Monday, July 03, 2006

Home

I am home. But it only registered in that moment when I stepped from the plane into the immigration/customs' area at Delhi's airport.

In that moment, I felt home on my skin. In that moist weight pressing down on each pore, that warm density - a little shock against my neck and slipping into my fingertips. And the smell. The smell of damp earth. That smell of the promise of rain. That smell of mitti!

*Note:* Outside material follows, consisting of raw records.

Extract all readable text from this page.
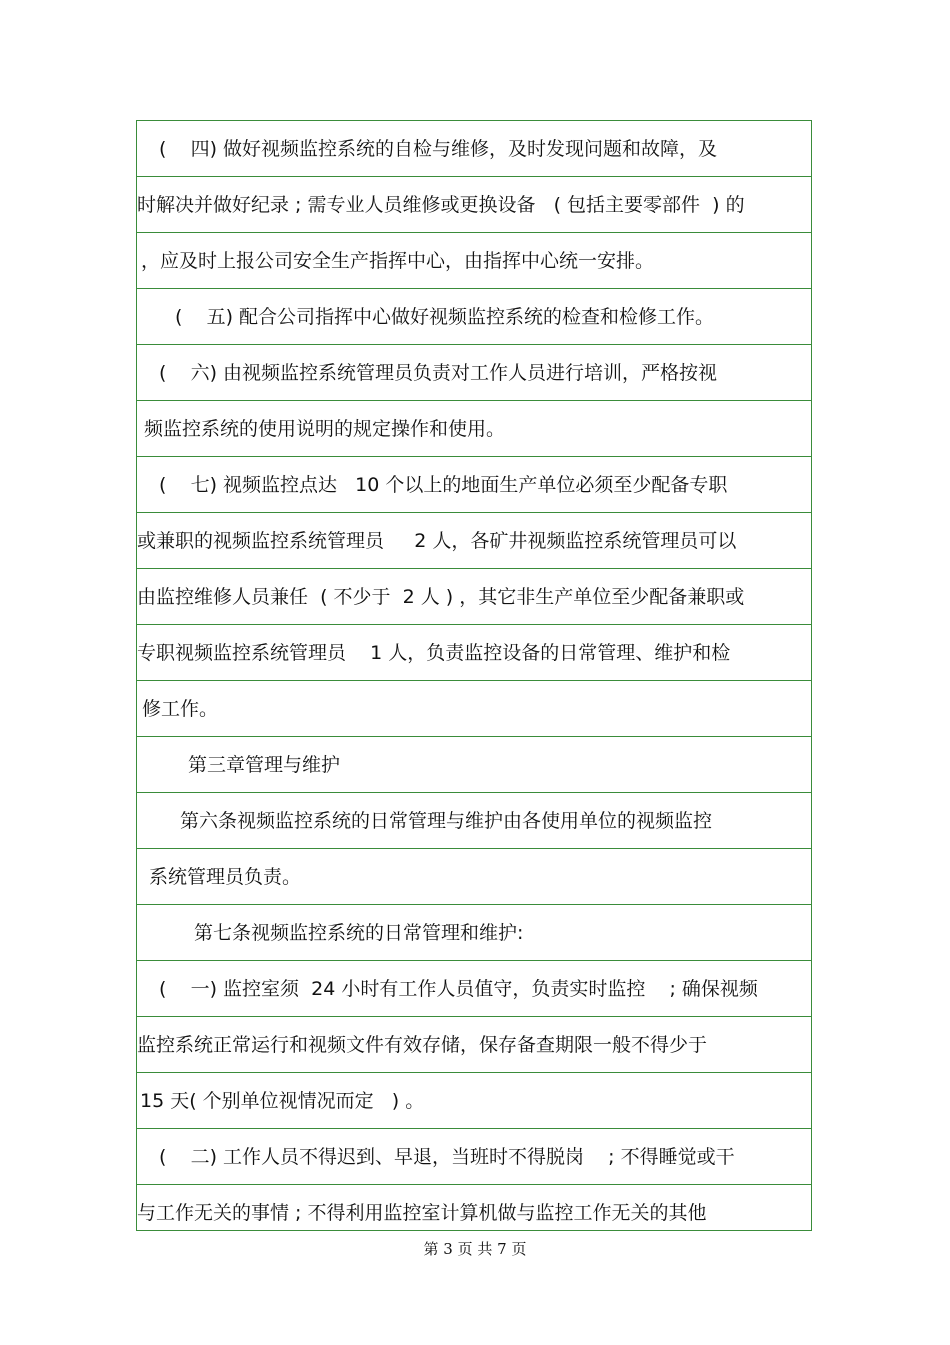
(    四) 做好视频监控系统的自检与维修，及时发现问题和故障，及
时解决并做好纪录 ; 需专业人员维修或更换设备   ( 包括主要零部件  ) 的
，应及时上报公司安全生产指挥中心，由指挥中心统一安排。
(    五) 配合公司指挥中心做好视频监控系统的检查和检修工作。
(    六) 由视频监控系统管理员负责对工作人员进行培训，严格按视
频监控系统的使用说明的规定操作和使用。
(    七) 视频监控点达   10 个以上的地面生产单位必须至少配备专职
或兼职的视频监控系统管理员     2 人，各矿井视频监控系统管理员可以
由监控维修人员兼任  ( 不少于  2 人 ) ，其它非生产单位至少配备兼职或
专职视频监控系统管理员    1 人，负责监控设备的日常管理、维护和检
修工作。
第三章管理与维护
第六条视频监控系统的日常管理与维护由各使用单位的视频监控
系统管理员负责。
第七条视频监控系统的日常管理和维护:
(    一) 监控室须  24 小时有工作人员值守，负责实时监控    ; 确保视频
监控系统正常运行和视频文件有效存储，保存备查期限一般不得少于
15 天( 个别单位视情况而定   ) 。
(    二) 工作人员不得迟到、早退，当班时不得脱岗    ; 不得睡觉或干
与工作无关的事情 ; 不得利用监控室计算机做与监控工作无关的其他
第 3 页 共 7 页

It wasn't raining, but it was going to. And I knew. Even before I stepped into the open air, I knew. That damp weight on my skin was telling me; that elusive almost-here smell was telling me. And in knowing this, I knew I was home.

It took two hours in the immigration queue. That too spells home. Queues. At airports. At railway counters. Everywhere. Queues. Filmi dialogues about queues (Hum jahaan khade hote hain, line wahin se shuru hoti hai). The eternal snaking lines in a warm, dense place. Home. The chitter-chatter of four-year old girls in long plaits. Mothers scolding 'tujhe phir kahin bahar leke nahin aaongi'. The one public telephone in the area lying disconnected; the wire torn off. Reliance being its unreliable self. (I'd paid three months' bills in advance, in order to stay connected; they disconnected me, anyway). Lines, crawling, sweating, murmuring, phone-calling lines.

But all I had to do was to switch off the discomfort and impatience and start thinking of the smell, the air waiting outside.

That smell of mitti that drives women to Dariba Kalan. The smell they try so hard to bottle up and sell in tiny vials of oily essence. The smell of hot June flirting with rich July. That smell of home.